Cette fois-ci, l'étonnement immobilisa Hyoga sur la marche qu'il venait de gravir. Après les refus répétitifs du chevalier de Pégase de les rejoindre au sein du Domaine Sacré, plus personne n'insistait. C'était totalement inattendu, et presque incroyable. Le Cygne aurait aimé se réjouir, mais en découvrant l'expression soudain soucieuse de Shiryu, qui s'arrêtait à son tour pour lui faire face, il comprit qu'un élément s'y opposait.
« Ce n'est pas une envie constructive. Il est obnubilé par la colère, et son désir de revenir ici n'est que le fruit de cette dernière, reprit le Dragon en lui dévoilant enfin le fond de sa pensée. Personne n'a réussi à savoir pourquoi. Mais depuis environ un mois il se comporte comme un lion en cage. C'est comme s'il sentait quelque chose que lui seul est en mesure de percevoir et qui le rend fou de rage.
— Tu sais très bien que Seiya a beaucoup perdu face à Hadès, répliqua Hyoga dans une tentative pour rassurer son camarade. Sa façon d'agir depuis laisse planer plus d'un malaise. Outre son intégrité physique, il semble aussi avoir égaré une partie de sa tête. Il n'y a qu'à voir avec quelle irrévérence il se comporte maintenant avec Saori.

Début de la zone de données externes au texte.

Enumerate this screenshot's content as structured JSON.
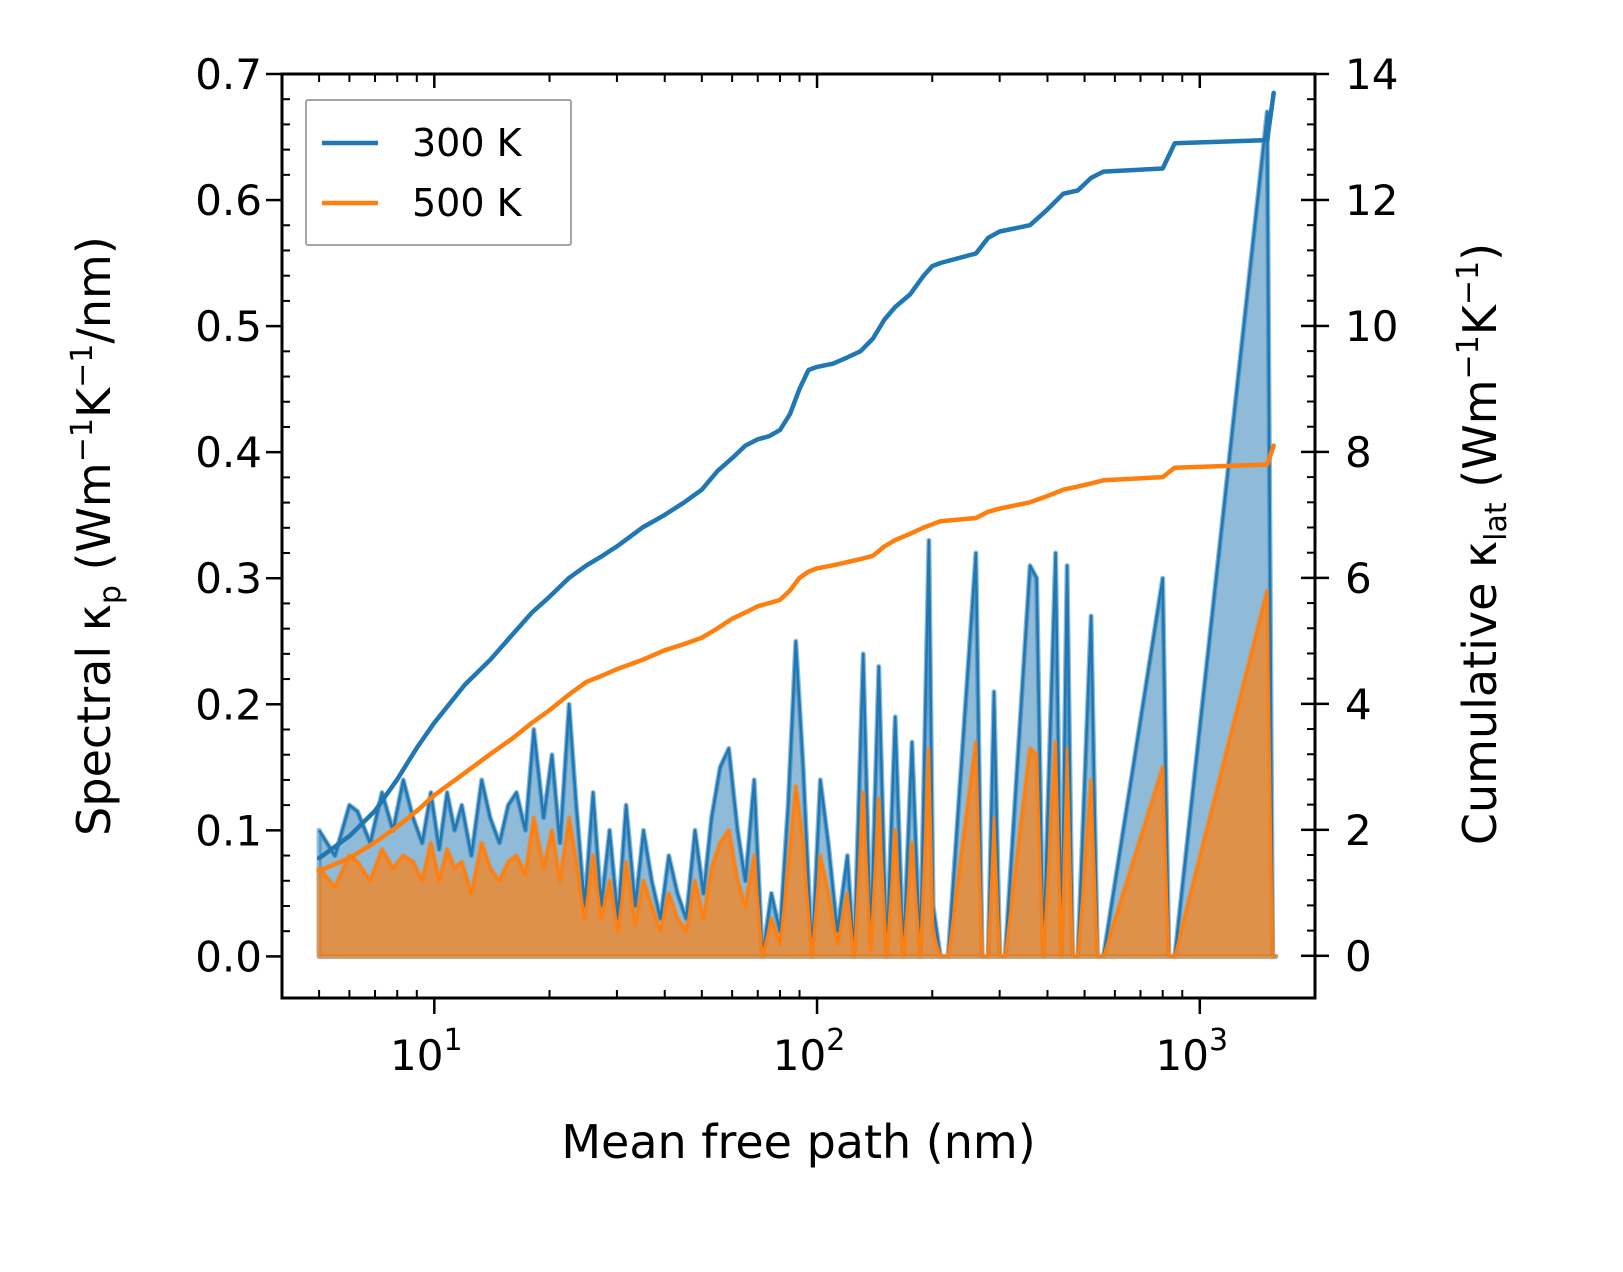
{
  "chart_data": {
    "type": "line",
    "title": "",
    "xlabel": "Mean free path (nm)",
    "ylabel_left": {
      "main": "Spectral κ",
      "sub": "p",
      "unit_open": " (Wm",
      "sup1": "−1",
      "unit_mid": "K",
      "sup2": "−1",
      "unit_close": "/nm)"
    },
    "ylabel_right": {
      "main": "Cumulative κ",
      "sub": "lat",
      "unit_open": " (Wm",
      "sup1": "−1",
      "unit_mid": "K",
      "sup2": "−1",
      "unit_close": ")"
    },
    "xscale": "log",
    "xlim": [
      4,
      2000
    ],
    "ylim_left": [
      -0.033,
      0.7
    ],
    "ylim_right": [
      -0.67,
      14
    ],
    "x_ticks": [
      {
        "value": 10,
        "base": "10",
        "exp": "1"
      },
      {
        "value": 100,
        "base": "10",
        "exp": "2"
      },
      {
        "value": 1000,
        "base": "10",
        "exp": "3"
      }
    ],
    "y_ticks_left": [
      {
        "value": 0.0,
        "label": "0.0"
      },
      {
        "value": 0.1,
        "label": "0.1"
      },
      {
        "value": 0.2,
        "label": "0.2"
      },
      {
        "value": 0.3,
        "label": "0.3"
      },
      {
        "value": 0.4,
        "label": "0.4"
      },
      {
        "value": 0.5,
        "label": "0.5"
      },
      {
        "value": 0.6,
        "label": "0.6"
      },
      {
        "value": 0.7,
        "label": "0.7"
      }
    ],
    "y_ticks_right": [
      {
        "value": 0,
        "label": "0"
      },
      {
        "value": 2,
        "label": "2"
      },
      {
        "value": 4,
        "label": "4"
      },
      {
        "value": 6,
        "label": "6"
      },
      {
        "value": 8,
        "label": "8"
      },
      {
        "value": 10,
        "label": "10"
      },
      {
        "value": 12,
        "label": "12"
      },
      {
        "value": 14,
        "label": "14"
      }
    ],
    "legend": {
      "location": "top-left",
      "entries": [
        {
          "name": "300 K",
          "color": "#1f77b4"
        },
        {
          "name": "500 K",
          "color": "#ff7f0e"
        }
      ]
    },
    "spectral_series": [
      {
        "name": "300 K",
        "color": "#1f77b4",
        "axis": "left",
        "x": [
          5.0,
          5.5,
          6.0,
          6.3,
          6.8,
          7.3,
          7.8,
          8.3,
          8.8,
          9.3,
          9.8,
          10.3,
          10.8,
          11.3,
          11.8,
          12.5,
          13.3,
          14.0,
          14.8,
          15.6,
          16.4,
          17.3,
          18.2,
          19.3,
          20.3,
          21.3,
          22.5,
          23.5,
          24.7,
          26.0,
          27.3,
          28.7,
          30.2,
          31.7,
          33.5,
          35.2,
          37.0,
          39.0,
          41.0,
          43.2,
          45.5,
          48.0,
          50.5,
          53.0,
          55.8,
          58.8,
          62.0,
          65.0,
          68.5,
          72.0,
          76.0,
          80.0,
          84.0,
          88.0,
          92.0,
          97.0,
          102.0,
          107.0,
          113.0,
          120.0,
          125.0,
          132.0,
          138.0,
          145.0,
          152.0,
          160.0,
          168.0,
          177.0,
          186.0,
          196.0,
          201.0,
          210.0,
          220.0,
          260.0,
          270.0,
          280.0,
          290.0,
          300.0,
          310.0,
          360.0,
          375.0,
          390.0,
          420.0,
          435.0,
          450.0,
          465.0,
          480.0,
          520.0,
          540.0,
          560.0,
          800.0,
          830.0,
          860.0,
          1500.0,
          1550.0,
          1580.0
        ],
        "values": [
          0.1,
          0.08,
          0.12,
          0.115,
          0.09,
          0.13,
          0.1,
          0.14,
          0.11,
          0.09,
          0.13,
          0.085,
          0.13,
          0.1,
          0.12,
          0.08,
          0.14,
          0.11,
          0.09,
          0.12,
          0.13,
          0.1,
          0.18,
          0.11,
          0.16,
          0.09,
          0.2,
          0.12,
          0.04,
          0.13,
          0.04,
          0.1,
          0.03,
          0.12,
          0.04,
          0.1,
          0.06,
          0.03,
          0.08,
          0.05,
          0.03,
          0.1,
          0.05,
          0.11,
          0.15,
          0.165,
          0.1,
          0.06,
          0.14,
          0.0,
          0.05,
          0.02,
          0.12,
          0.25,
          0.15,
          0.0,
          0.14,
          0.09,
          0.02,
          0.08,
          0.0,
          0.24,
          0.01,
          0.23,
          0.0,
          0.19,
          0.0,
          0.17,
          0.0,
          0.33,
          0.04,
          0.0,
          0.0,
          0.32,
          0.0,
          0.0,
          0.21,
          0.0,
          0.0,
          0.31,
          0.3,
          0.0,
          0.32,
          0.0,
          0.31,
          0.0,
          0.0,
          0.27,
          0.0,
          0.0,
          0.3,
          0.0,
          0.0,
          0.67,
          0.0,
          0.0
        ]
      },
      {
        "name": "500 K",
        "color": "#ff7f0e",
        "axis": "left",
        "x": [
          5.0,
          5.5,
          6.0,
          6.3,
          6.8,
          7.3,
          7.8,
          8.3,
          8.8,
          9.3,
          9.8,
          10.3,
          10.8,
          11.3,
          11.8,
          12.5,
          13.3,
          14.0,
          14.8,
          15.6,
          16.4,
          17.3,
          18.2,
          19.3,
          20.3,
          21.3,
          22.5,
          23.5,
          24.7,
          26.0,
          27.3,
          28.7,
          30.2,
          31.7,
          33.5,
          35.2,
          37.0,
          39.0,
          41.0,
          43.2,
          45.5,
          48.0,
          50.5,
          53.0,
          55.8,
          58.8,
          62.0,
          65.0,
          68.5,
          72.0,
          76.0,
          80.0,
          84.0,
          88.0,
          92.0,
          97.0,
          102.0,
          107.0,
          113.0,
          120.0,
          125.0,
          132.0,
          138.0,
          145.0,
          152.0,
          160.0,
          168.0,
          177.0,
          186.0,
          196.0,
          201.0,
          210.0,
          220.0,
          260.0,
          270.0,
          280.0,
          290.0,
          300.0,
          310.0,
          360.0,
          375.0,
          390.0,
          420.0,
          435.0,
          450.0,
          465.0,
          480.0,
          520.0,
          540.0,
          560.0,
          800.0,
          830.0,
          860.0,
          1500.0,
          1550.0,
          1580.0
        ],
        "values": [
          0.07,
          0.055,
          0.08,
          0.075,
          0.06,
          0.085,
          0.07,
          0.08,
          0.075,
          0.06,
          0.09,
          0.06,
          0.085,
          0.07,
          0.075,
          0.05,
          0.09,
          0.07,
          0.06,
          0.075,
          0.08,
          0.065,
          0.11,
          0.07,
          0.1,
          0.06,
          0.11,
          0.075,
          0.03,
          0.08,
          0.03,
          0.06,
          0.02,
          0.075,
          0.025,
          0.06,
          0.04,
          0.02,
          0.05,
          0.03,
          0.02,
          0.06,
          0.03,
          0.07,
          0.09,
          0.1,
          0.06,
          0.04,
          0.08,
          0.0,
          0.03,
          0.01,
          0.07,
          0.135,
          0.09,
          0.0,
          0.08,
          0.05,
          0.01,
          0.05,
          0.0,
          0.13,
          0.005,
          0.125,
          0.0,
          0.1,
          0.0,
          0.09,
          0.0,
          0.165,
          0.02,
          0.0,
          0.0,
          0.17,
          0.0,
          0.0,
          0.11,
          0.0,
          0.0,
          0.165,
          0.16,
          0.0,
          0.17,
          0.0,
          0.165,
          0.0,
          0.0,
          0.14,
          0.0,
          0.0,
          0.15,
          0.0,
          0.0,
          0.29,
          0.0,
          0.0
        ]
      }
    ],
    "cumulative_series": [
      {
        "name": "300 K",
        "color": "#1f77b4",
        "axis": "right",
        "x": [
          5.0,
          6.0,
          7.0,
          8.0,
          9.0,
          10.0,
          12.0,
          14.0,
          16.0,
          18.0,
          20.0,
          22.5,
          25.0,
          27.5,
          30.0,
          35.0,
          40.0,
          45.0,
          50.0,
          55.0,
          60.0,
          65.0,
          70.0,
          75.0,
          80.0,
          85.0,
          90.0,
          95.0,
          100.0,
          110.0,
          120.0,
          130.0,
          140.0,
          150.0,
          160.0,
          175.0,
          190.0,
          200.0,
          210.0,
          260.0,
          280.0,
          300.0,
          360.0,
          400.0,
          440.0,
          480.0,
          520.0,
          560.0,
          800.0,
          860.0,
          1500.0,
          1560.0
        ],
        "values": [
          1.55,
          1.9,
          2.3,
          2.8,
          3.3,
          3.7,
          4.3,
          4.7,
          5.1,
          5.45,
          5.7,
          6.0,
          6.2,
          6.35,
          6.5,
          6.8,
          7.0,
          7.2,
          7.4,
          7.7,
          7.9,
          8.1,
          8.2,
          8.25,
          8.35,
          8.6,
          9.0,
          9.3,
          9.35,
          9.4,
          9.5,
          9.6,
          9.8,
          10.1,
          10.3,
          10.5,
          10.8,
          10.95,
          11.0,
          11.15,
          11.4,
          11.5,
          11.6,
          11.85,
          12.1,
          12.15,
          12.35,
          12.45,
          12.5,
          12.9,
          12.95,
          13.7
        ]
      },
      {
        "name": "500 K",
        "color": "#ff7f0e",
        "axis": "right",
        "x": [
          5.0,
          6.0,
          7.0,
          8.0,
          9.0,
          10.0,
          12.0,
          14.0,
          16.0,
          18.0,
          20.0,
          22.5,
          25.0,
          27.5,
          30.0,
          35.0,
          40.0,
          45.0,
          50.0,
          55.0,
          60.0,
          65.0,
          70.0,
          75.0,
          80.0,
          85.0,
          90.0,
          95.0,
          100.0,
          110.0,
          120.0,
          130.0,
          140.0,
          150.0,
          160.0,
          175.0,
          190.0,
          200.0,
          210.0,
          260.0,
          280.0,
          300.0,
          360.0,
          400.0,
          440.0,
          480.0,
          520.0,
          560.0,
          800.0,
          860.0,
          1500.0,
          1560.0
        ],
        "values": [
          1.35,
          1.55,
          1.8,
          2.05,
          2.3,
          2.55,
          2.9,
          3.2,
          3.45,
          3.7,
          3.9,
          4.15,
          4.35,
          4.45,
          4.55,
          4.7,
          4.85,
          4.95,
          5.05,
          5.2,
          5.35,
          5.45,
          5.55,
          5.6,
          5.65,
          5.8,
          6.0,
          6.1,
          6.15,
          6.2,
          6.25,
          6.3,
          6.35,
          6.5,
          6.6,
          6.7,
          6.8,
          6.85,
          6.9,
          6.95,
          7.05,
          7.1,
          7.2,
          7.3,
          7.4,
          7.45,
          7.5,
          7.55,
          7.6,
          7.75,
          7.8,
          8.1
        ]
      }
    ]
  }
}
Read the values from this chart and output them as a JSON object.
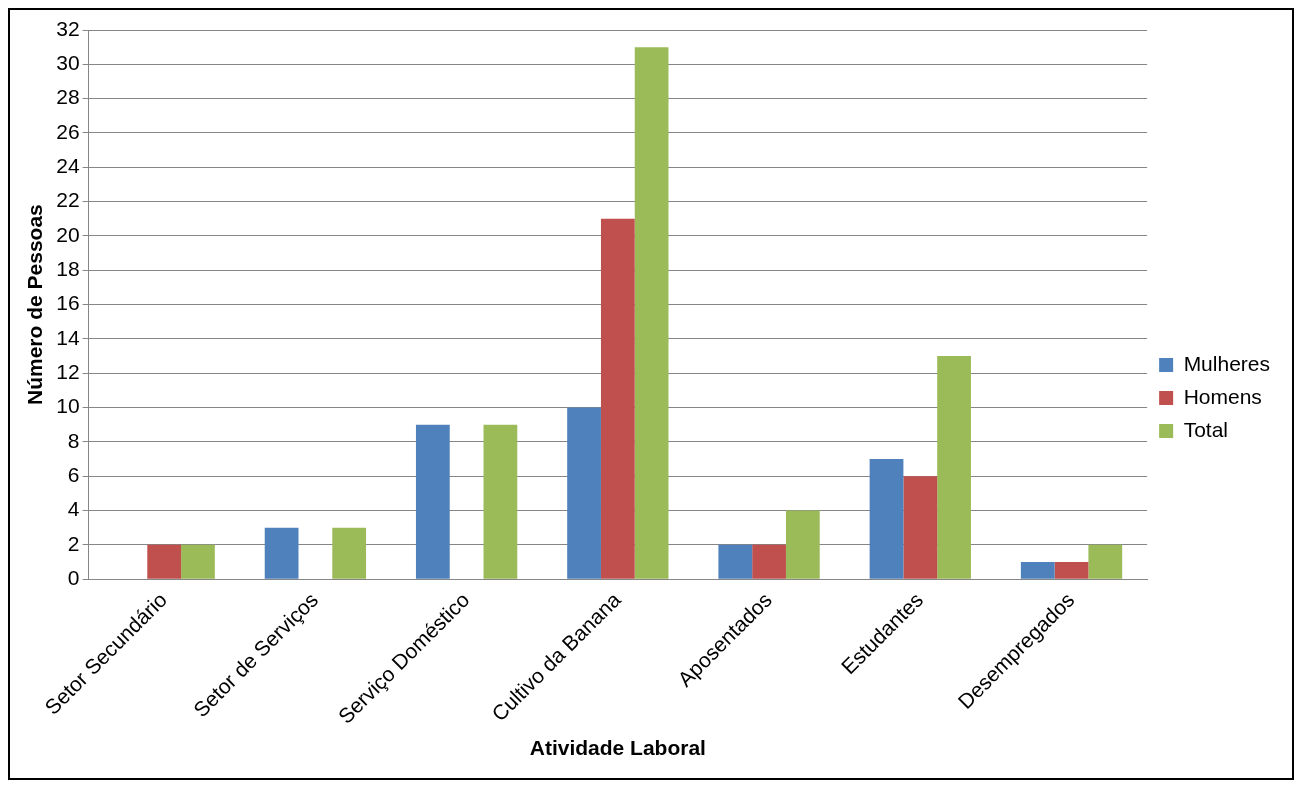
{
  "chart_data": {
    "type": "bar",
    "xlabel": "Atividade Laboral",
    "ylabel": "Número de Pessoas",
    "categories": [
      "Setor Secundário",
      "Setor de Serviços",
      "Serviço Doméstico",
      "Cultivo da Banana",
      "Aposentados",
      "Estudantes",
      "Desempregados"
    ],
    "series": [
      {
        "name": "Mulheres",
        "color": "#4f81bd",
        "values": [
          0,
          3,
          9,
          10,
          2,
          7,
          1
        ]
      },
      {
        "name": "Homens",
        "color": "#c0504d",
        "values": [
          2,
          0,
          0,
          21,
          2,
          6,
          1
        ]
      },
      {
        "name": "Total",
        "color": "#9bbb59",
        "values": [
          2,
          3,
          9,
          31,
          4,
          13,
          2
        ]
      }
    ],
    "ylim": [
      0,
      32
    ],
    "yticks": [
      0,
      2,
      4,
      6,
      8,
      10,
      12,
      14,
      16,
      18,
      20,
      22,
      24,
      26,
      28,
      30,
      32
    ],
    "grid": "y",
    "legend": "right"
  }
}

— C'est également ce que je pensais, lui retourna Shiryu le visage sombre. Jusqu'à ce que je croise Ikki.
— Ikki ? Mais qu'est-ce qu'Ikki vient faire là-dedans ? Et depuis quand partagez-vous des confidences ? Je sais que tu l'as toujours toléré, mais il n'a jamais vraiment voulu faire d'effort pour te considérer comme un ami.
— Il ne m'a rien confié, répondit le Dragon, mais depuis quelques temps, il a une façon de demeurer directement aux alentours du Sanctuaire plutôt étrange pour quelqu'un qui déteste qu'on repère sa trace. Il est néanmoins très discret. Je ne l'ai remarqué que parce que j'ai dû rencontrer Dohko plusieurs fois au cours des dernières semaines. C'est comme si le Phénix surveillait quelque chose, ou quelqu'un. Et une telle attitude de sa part nous donne tous les motifs de nous inquiéter. »
Le Russe n'avait aucune raison de douter de la parole de son frère d'armes, et ce fut en partageant son alarme qu'il l'interrogea.
« Et toi ? Tu n'as rien remarqué de suspect ?
— Non, et apparemment les Ors non plus. Tu es d'ailleurs le premier à qui j'en parle. Mis à part que tout le monde s'attend plus ou moins à voir surgir un ennemi du Royaume d'Hadès, le Sanctuaire donne l'impression d'un havre de paix protégé contre toutes les attaques extérieures. Mais vu leur manège, je suis maintenant pratiquement certain que Pégase et le Phénix suspectent quelque chose de l'intérieur.
— Pourquoi n'en auraient-ils rien dit ? s'inquiéta franchement le Cygne.
— Ça participe aussi au mystère. Mais avec un peu de chance, Ikki t'en racontera plus. Tu t'es toujours mieux entendu avec lui que moi. D'ailleurs, il ne tient qu'à toi de le lui demander », acheva-t-il en relevant la tête vers la hauteur derrière Hyoga.
Tournant la tête à son tour, le jeune Russe aperçut l'objet de leur conversation, qui semblait les observer de l'une des corniches qui dominaient les baraquements réservés aux gardes. Le Phénix avait beau détester les festivités de masse autant sinon plus que le Verseau, en tant que héros de la dernière guerre et subalterne de la chevalerie d'Or, il ne pouvait pas refuser l'invitation du Lion sans encourir le mécontentement d'Athéna.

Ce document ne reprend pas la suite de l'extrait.